Thursday, January 14, 2016

Contentment & Powerball

Of course, there is great gain in godliness combined with contentment; for we brought nothing into the world, so that we can take nothing out of it; but if we have food and clothing, we will be content with these. But those who want to be rich fall into temptation and are trapped by many senseless and harmful desires that plunge people into ruin and destruction. For the love of money is a root of all kinds of evil, and in their eagerness to be rich some have wandered away from the faith and pierced themselves with many pains.

1 Timothy 6:6-11

Did someone win the 1.5 billion dollar Powerball Lottery prize? The obscene payoff was still available yesterday and lots of Canadians were figuring out how to get tickets for this American lottery. CBC radio had someone on to explain what the tax implications of a win in Canada would be, and how to best invest the money in the short term. The odds are millions to one of winning, but it's best to be prepared.

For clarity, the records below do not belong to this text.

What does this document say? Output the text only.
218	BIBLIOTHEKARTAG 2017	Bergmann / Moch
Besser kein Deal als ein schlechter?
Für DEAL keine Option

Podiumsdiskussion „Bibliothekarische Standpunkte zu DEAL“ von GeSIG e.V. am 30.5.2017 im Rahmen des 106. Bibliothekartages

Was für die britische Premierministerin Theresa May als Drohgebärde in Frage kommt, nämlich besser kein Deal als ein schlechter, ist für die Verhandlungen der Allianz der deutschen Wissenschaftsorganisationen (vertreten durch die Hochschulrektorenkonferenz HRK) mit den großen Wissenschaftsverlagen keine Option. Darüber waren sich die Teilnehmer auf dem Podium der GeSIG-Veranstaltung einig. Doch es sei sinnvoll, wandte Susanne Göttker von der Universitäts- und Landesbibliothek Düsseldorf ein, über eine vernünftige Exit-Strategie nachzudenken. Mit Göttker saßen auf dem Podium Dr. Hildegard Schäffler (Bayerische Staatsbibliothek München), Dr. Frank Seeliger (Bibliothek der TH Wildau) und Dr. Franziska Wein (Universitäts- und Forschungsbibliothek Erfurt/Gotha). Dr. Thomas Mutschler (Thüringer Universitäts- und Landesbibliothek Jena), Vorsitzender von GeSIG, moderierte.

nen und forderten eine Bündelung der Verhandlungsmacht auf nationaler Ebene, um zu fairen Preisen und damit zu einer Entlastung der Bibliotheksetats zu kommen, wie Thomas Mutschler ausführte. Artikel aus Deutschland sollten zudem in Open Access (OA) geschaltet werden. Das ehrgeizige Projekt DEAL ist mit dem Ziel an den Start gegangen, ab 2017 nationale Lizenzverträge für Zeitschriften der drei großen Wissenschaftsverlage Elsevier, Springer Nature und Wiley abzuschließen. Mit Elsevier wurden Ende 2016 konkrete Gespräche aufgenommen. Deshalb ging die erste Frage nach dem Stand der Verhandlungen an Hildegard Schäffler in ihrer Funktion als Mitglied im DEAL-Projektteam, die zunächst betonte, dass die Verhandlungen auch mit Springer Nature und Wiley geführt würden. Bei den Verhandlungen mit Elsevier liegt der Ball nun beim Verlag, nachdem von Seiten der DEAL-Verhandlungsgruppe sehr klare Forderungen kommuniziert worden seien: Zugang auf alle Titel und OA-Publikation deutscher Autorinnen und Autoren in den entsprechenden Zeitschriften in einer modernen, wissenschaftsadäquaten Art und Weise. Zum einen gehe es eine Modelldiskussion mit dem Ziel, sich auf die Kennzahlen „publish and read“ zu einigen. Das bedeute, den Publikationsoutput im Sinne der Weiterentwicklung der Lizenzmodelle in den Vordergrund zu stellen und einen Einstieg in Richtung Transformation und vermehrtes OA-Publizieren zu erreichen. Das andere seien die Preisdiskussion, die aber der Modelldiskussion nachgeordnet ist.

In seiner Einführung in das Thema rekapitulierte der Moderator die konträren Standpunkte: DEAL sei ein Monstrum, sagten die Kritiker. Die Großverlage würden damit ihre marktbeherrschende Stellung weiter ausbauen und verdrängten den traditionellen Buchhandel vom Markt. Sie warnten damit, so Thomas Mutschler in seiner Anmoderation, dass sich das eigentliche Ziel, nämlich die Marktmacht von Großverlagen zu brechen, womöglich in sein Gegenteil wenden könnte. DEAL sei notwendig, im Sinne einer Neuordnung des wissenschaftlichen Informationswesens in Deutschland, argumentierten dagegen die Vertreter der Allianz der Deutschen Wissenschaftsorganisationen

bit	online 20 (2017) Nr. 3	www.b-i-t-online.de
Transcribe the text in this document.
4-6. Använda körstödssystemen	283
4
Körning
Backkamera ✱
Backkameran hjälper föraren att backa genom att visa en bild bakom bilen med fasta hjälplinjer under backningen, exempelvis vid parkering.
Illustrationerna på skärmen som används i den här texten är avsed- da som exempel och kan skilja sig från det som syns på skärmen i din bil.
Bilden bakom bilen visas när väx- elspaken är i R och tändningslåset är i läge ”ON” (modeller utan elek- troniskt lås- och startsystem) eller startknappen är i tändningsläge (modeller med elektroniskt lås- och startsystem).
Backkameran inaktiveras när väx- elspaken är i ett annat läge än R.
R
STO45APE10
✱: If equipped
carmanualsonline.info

We ended up chatting about this at the breakfast table after we heard the segment. Given that we never buy tickets for any lottery our odds of winning are absolutely nil, but it sparked a conversation. I wondered if our basic values for life, rooted in our Christian faith, would be immediately and forever altered. Ruth wasn't convinced they would be, but I couldn't imagine they wouldn't. We can say all we like about making family comfortable and giving to charitable causes if we won big, but we aren't built for that sort of wealth. Many wealthy people are philanthropists, and I appreciate their generosity. Still, I have to pay attention to Jesus' admonitions about accumulating stuff, and what it does to us.

It comes down to our expectations of a good life, and our perceptions of abundance and scarcity. I enjoy a wonderful middle class Canadian lifestyle and I hear Jesus' encouragement to be generous to those on the margins. Yet I can be greedy and acquisitive just the same. I'm not convinced that I would become a better person by suddenly becoming one of the wealthy elite.

What about you? Could you handle big-time wealth? Do you fantasize about striking it big? Are you content with what you have?


roger said...

I have to admit to playing the lottery occasionally. We are happy, but we also see how much good we could do if we struck it big. My wife works with a lot of children who have physical or mental disabilities, and some of them have some real challenges at home. It would be nice to help out those children and their families.

Of course, we would take a holiday and spend some ourselves, but you could really change some lives with so much money. As much as I love sports, I sometimes imagine the incredible effect that would result if all those millionaire athletes were to give even 1% of their earnings to charity. Just how many millions do they need?

David Mundy said...

I'm convinced that the world will be bettered by a million people giving $100 a whole lot faster than one person giving a hundred million dollars. After all, those of us who live middle class lifestyles in this country have won the lottery, and we should respond accordingly. I've had several congregants win substantial amounts through the years -- at least two winning more than $100,000. They weren't exactly lavish in spreading it around. Just some thought!

Judy said...

If I won a lottery, David, our sanctuary would get painted immediately!But I don't buy tickets either!